When the mission failed, he and Biard established a new mission at the present Bar Harbor, Maine, which was soon after destroyed by the English. Massé and about a dozen others were set adrift on the sea in an open boat, but succeeded in making St. Marys Bay and then Cape Forchu. There they met Membertou, with whom Massé had stayed while trying to learn the language. At Forchu they were supplied with food. From there they passed Cape Sable Island and arrived at Port Mouton where they learned of two French ships near present-day Halifax. Massé then returned to Saint-Malo.

A year later, Massé was appointed vice-rector of the Royal College at La Flèche. In 1625, he again set sail for Quebec, and built the first Jesuit house at Notre-Dame-des-Anges, Quebec. He remained there until the Surrender of Quebec of 1629 when the French clergy returned to France. He returned a third time in 1633 with Samuel de Champlain and Jean de Brébeuf. As he was in advanced in age, he lived mostly at Sillery, which he built as a reservation for the converts.

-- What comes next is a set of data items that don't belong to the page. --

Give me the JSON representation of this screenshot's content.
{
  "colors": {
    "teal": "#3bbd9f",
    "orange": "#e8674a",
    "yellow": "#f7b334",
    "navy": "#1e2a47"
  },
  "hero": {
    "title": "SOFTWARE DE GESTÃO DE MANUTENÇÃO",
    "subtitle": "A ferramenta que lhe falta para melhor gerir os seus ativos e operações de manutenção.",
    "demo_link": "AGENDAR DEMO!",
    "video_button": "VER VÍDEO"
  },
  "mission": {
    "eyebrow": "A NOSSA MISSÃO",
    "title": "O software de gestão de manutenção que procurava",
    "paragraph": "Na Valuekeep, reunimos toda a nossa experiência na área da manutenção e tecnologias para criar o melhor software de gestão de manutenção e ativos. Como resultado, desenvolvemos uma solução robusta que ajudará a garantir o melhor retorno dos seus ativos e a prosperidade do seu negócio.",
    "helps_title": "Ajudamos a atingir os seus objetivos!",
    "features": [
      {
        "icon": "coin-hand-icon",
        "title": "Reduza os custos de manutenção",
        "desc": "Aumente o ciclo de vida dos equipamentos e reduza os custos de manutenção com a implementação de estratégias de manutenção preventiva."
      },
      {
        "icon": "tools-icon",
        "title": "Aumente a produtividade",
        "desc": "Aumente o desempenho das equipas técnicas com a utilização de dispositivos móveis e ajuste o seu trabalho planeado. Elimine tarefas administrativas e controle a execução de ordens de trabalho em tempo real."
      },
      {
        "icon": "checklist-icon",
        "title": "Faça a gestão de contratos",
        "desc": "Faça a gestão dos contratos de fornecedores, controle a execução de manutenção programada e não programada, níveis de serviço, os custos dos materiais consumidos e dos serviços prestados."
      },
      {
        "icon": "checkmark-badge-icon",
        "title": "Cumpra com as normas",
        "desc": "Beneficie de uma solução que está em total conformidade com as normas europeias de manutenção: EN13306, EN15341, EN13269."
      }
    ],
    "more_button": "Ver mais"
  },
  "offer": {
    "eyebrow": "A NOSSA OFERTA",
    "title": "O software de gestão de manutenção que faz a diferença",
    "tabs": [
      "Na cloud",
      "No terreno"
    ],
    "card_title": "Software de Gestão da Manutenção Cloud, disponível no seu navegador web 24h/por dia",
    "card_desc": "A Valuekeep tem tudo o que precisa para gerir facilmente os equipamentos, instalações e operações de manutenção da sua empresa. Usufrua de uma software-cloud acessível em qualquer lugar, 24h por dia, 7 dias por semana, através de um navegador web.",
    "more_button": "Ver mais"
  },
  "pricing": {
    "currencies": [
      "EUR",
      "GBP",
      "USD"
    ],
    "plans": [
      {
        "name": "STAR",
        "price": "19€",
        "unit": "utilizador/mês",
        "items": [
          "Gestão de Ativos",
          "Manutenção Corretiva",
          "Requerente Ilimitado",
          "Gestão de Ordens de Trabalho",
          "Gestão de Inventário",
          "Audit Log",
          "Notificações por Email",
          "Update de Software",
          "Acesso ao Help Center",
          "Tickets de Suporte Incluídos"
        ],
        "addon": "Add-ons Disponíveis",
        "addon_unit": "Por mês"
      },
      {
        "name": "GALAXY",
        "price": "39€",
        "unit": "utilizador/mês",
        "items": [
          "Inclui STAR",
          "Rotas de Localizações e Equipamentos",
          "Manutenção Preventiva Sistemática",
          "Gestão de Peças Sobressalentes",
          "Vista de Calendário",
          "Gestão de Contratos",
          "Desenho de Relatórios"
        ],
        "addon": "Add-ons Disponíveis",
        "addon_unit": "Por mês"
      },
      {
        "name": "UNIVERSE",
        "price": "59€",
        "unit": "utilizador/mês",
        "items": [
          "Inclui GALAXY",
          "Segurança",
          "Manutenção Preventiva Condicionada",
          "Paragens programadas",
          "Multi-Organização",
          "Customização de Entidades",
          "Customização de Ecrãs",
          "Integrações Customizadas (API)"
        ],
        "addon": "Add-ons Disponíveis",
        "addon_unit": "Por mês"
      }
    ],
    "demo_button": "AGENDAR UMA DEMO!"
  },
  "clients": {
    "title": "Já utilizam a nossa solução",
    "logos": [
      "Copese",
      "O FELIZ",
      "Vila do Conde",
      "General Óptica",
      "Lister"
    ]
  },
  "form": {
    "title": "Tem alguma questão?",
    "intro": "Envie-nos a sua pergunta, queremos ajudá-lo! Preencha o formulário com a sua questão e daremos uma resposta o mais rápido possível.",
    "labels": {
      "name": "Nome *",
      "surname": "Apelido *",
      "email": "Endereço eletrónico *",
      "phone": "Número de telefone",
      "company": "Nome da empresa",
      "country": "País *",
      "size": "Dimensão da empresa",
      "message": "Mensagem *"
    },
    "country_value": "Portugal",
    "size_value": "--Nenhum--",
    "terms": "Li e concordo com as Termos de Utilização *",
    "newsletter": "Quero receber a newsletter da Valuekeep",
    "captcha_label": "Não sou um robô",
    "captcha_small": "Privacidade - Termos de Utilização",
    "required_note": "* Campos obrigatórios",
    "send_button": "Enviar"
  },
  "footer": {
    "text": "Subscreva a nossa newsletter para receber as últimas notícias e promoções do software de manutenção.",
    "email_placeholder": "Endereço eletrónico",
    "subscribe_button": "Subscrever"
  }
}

He died at Sillery, and a monument was erected to his honour at this place on the site of the old Jesuit Church which stood on the bank of the Saint Lawrence River, a short distance above Quebec City. The monument reads, ‘The inhabitants of Sillery Have erected this Monument to the Memory of Pere Énnsemond Massé S.J. First Missionary in Canada Buried in 1646’.

Unlike many of the Jesuits who went to New France in the seventeenth century, Massé left few written accounts of any significance. Biard and Marc Lescarbot, writing on behalf of Jean Biencourt and Charles Biencourt, mention his experiences at Port Royal, Acadia, present day Annapolis Royal, Nova Scotia.